Les Bourses mondiales chutent, malgré un bon indicateur américain
(Keystone-ATS) Les marchés mondiaux ont poursuivi vendredi leur plongeon de la veille. Les chiffres meilleurs que prévu de l’emploi aux Etats-Unis n’ont pas apaisé les angoisses des investisseurs concernant l’économie mondiale et la crise de la dette en zone euro. Le dollar passe lui sous 76 centimes.
L’économie américaine a créé 117’000 emplois en juillet, mois au cours duquel le taux de chômage a baissé d’un dixième de point à 9,1%. Ces chiffres supérieurs aux pronostics ont d’abord provoqué «un soupir de soulagement entendu de Chicago à Melbourne», a commenté Patrick O’Hare, analyste de Briefing.com. Mais le pessimisme a vite repris le dessus.

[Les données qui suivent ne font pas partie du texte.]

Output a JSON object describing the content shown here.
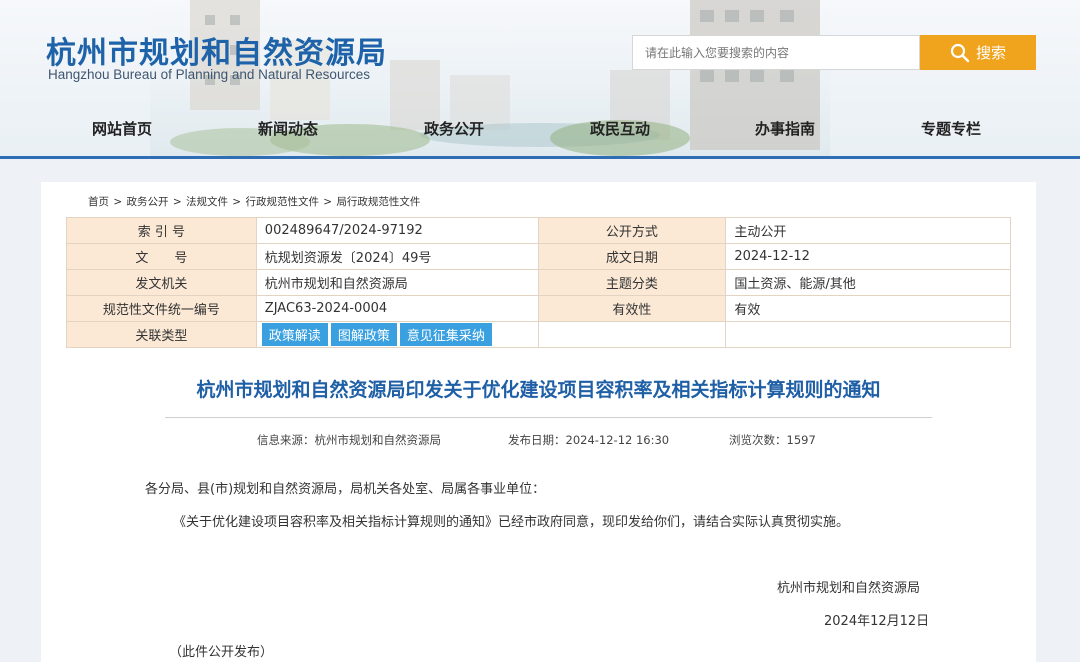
{
  "brand": {
    "title": "杭州市规划和自然资源局",
    "subtitle": "Hangzhou Bureau of Planning and Natural Resources"
  },
  "search": {
    "placeholder": "请在此输入您要搜索的内容",
    "button_label": "搜索"
  },
  "nav": [
    "网站首页",
    "新闻动态",
    "政务公开",
    "政民互动",
    "办事指南",
    "专题专栏"
  ],
  "breadcrumb": [
    "首页",
    "政务公开",
    "法规文件",
    "行政规范性文件",
    "局行政规范性文件"
  ],
  "meta": {
    "rows": [
      {
        "label1": "索 引 号",
        "value1": "002489647/2024-97192",
        "label2": "公开方式",
        "value2": "主动公开"
      },
      {
        "label1": "文　　号",
        "value1": "杭规划资源发〔2024〕49号",
        "label2": "成文日期",
        "value2": "2024-12-12"
      },
      {
        "label1": "发文机关",
        "value1": "杭州市规划和自然资源局",
        "label2": "主题分类",
        "value2": "国土资源、能源/其他"
      },
      {
        "label1": "规范性文件统一编号",
        "value1": "ZJAC63-2024-0004",
        "label2": "有效性",
        "value2": "有效"
      }
    ],
    "related_label": "关联类型",
    "related_tags": [
      "政策解读",
      "图解政策",
      "意见征集采纳"
    ]
  },
  "article": {
    "title": "杭州市规划和自然资源局印发关于优化建设项目容积率及相关指标计算规则的通知",
    "source": "信息来源：杭州市规划和自然资源局",
    "publish_date": "发布日期：2024-12-12 16:30",
    "views": "浏览次数：1597",
    "salutation": "各分局、县(市)规划和自然资源局，局机关各处室、局属各事业单位：",
    "body": "《关于优化建设项目容积率及相关指标计算规则的通知》已经市政府同意，现印发给你们，请结合实际认真贯彻实施。",
    "signature": "杭州市规划和自然资源局",
    "sign_date": "2024年12月12日",
    "footer_note": "（此件公开发布）"
  },
  "colors": {
    "brand_blue": "#1e63a9",
    "search_orange": "#f0a31d",
    "label_bg": "#fbe9d6",
    "tag_blue": "#3aa0e0"
  }
}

Après avoir ouvert en légère hausse, la Bourse de New York a replongé profondément dans le rouge moins d’une demi-heure plus tard. Vers 18h00, l’indice Dow Jones chutait de 1,70% et le Nasdaq de 3,19%.
Volatilité
Les Bourses européennes ont imité cette volatilité. A Paris, l’indice CAC 40 a d’abord lourdement chuté, lâchant plus de 3% en début de séance, avant de revenir brusquement dans le vert, puis de repasser en terrain négatif pour terminer la journée en repli de 1,26%. L’indice vedette parisien cumule dix séances de baisse, du jamais vu.

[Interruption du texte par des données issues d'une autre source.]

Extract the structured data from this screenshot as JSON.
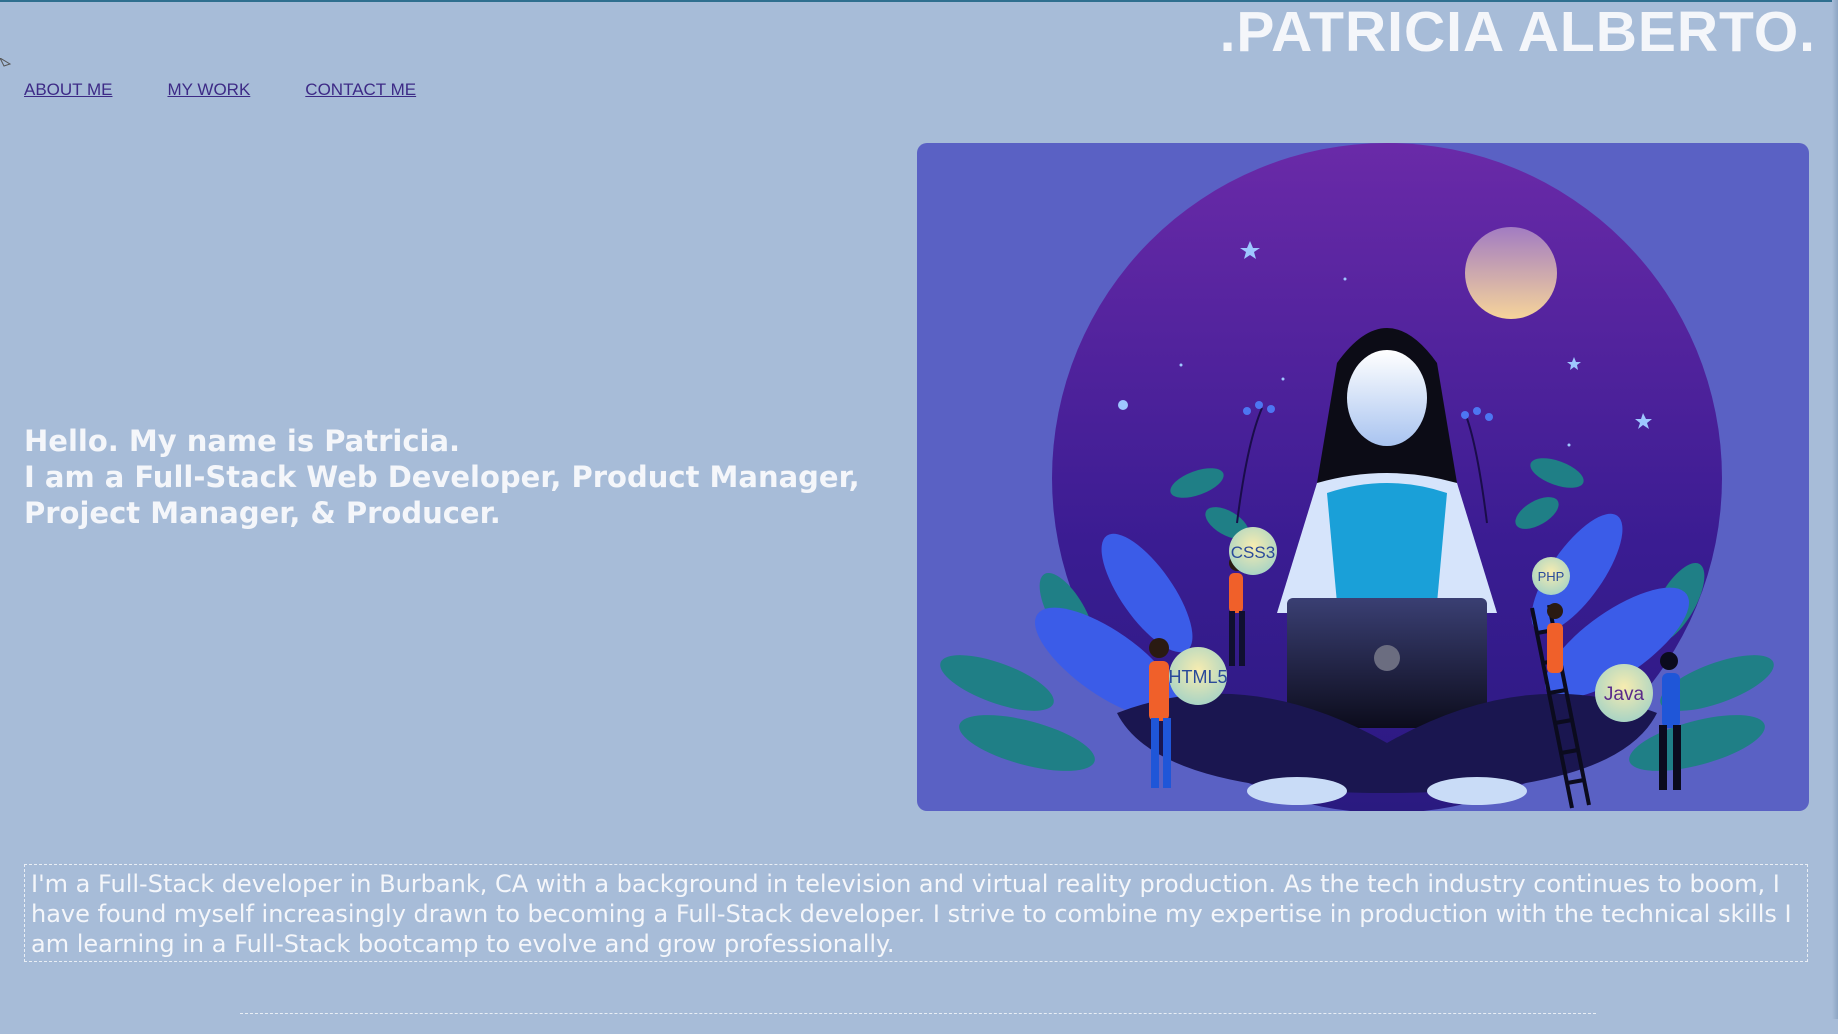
{
  "header": {
    "title": ".PATRICIA ALBERTO."
  },
  "nav": {
    "items": [
      {
        "label": "ABOUT ME"
      },
      {
        "label": "MY WORK"
      },
      {
        "label": "CONTACT ME"
      }
    ]
  },
  "intro": {
    "line1": "Hello. My name is Patricia.",
    "line2": "I am a Full-Stack Web Developer, Product Manager, Project Manager, & Producer."
  },
  "hero": {
    "badges": [
      "CSS3",
      "PHP",
      "HTML5",
      "Java"
    ]
  },
  "about": {
    "text": "I'm a Full-Stack developer in Burbank, CA with a background in television and virtual reality production. As the tech industry continues to boom, I have found myself increasingly drawn to becoming a Full-Stack developer. I strive to combine my expertise in production with the technical skills I am learning in a Full-Stack bootcamp to evolve and grow professionally."
  },
  "colors": {
    "page_background": "#a7bcd8",
    "title_text": "#f4f6fa",
    "nav_link": "#3d2a86",
    "hero_background": "#5a61c4"
  }
}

Les chutes ont été encore plus lourdes sur les autres grandes places européennes: Londres a lâché 2,71%, Francfort 2,78%, Zurich 2,14%.
Malgré des rumeurs selon lesquelles la Banque centrale européenne (BCE) s’apprêterait à acheter des obligations espagnoles et italiennes peu prisées par les marchés, Madrid a cédé 0,18%. A Milan, la cotation a été suspendue alors que l’indice reculait de 0,63%.
Le dollar sous 76 centimes
En outre, vers 18h00, le franc se négociait pour sa part face à l’euro à 1,0843 franc après être monté à 1,0711 franc en début d’échanges asiatiques, un nouveau sommet historique. La devise suisse progressait face au dollar, à 0,7624 franc, après avoir atteint un nouveau record inédit à 0,7579 franc vers 16h45.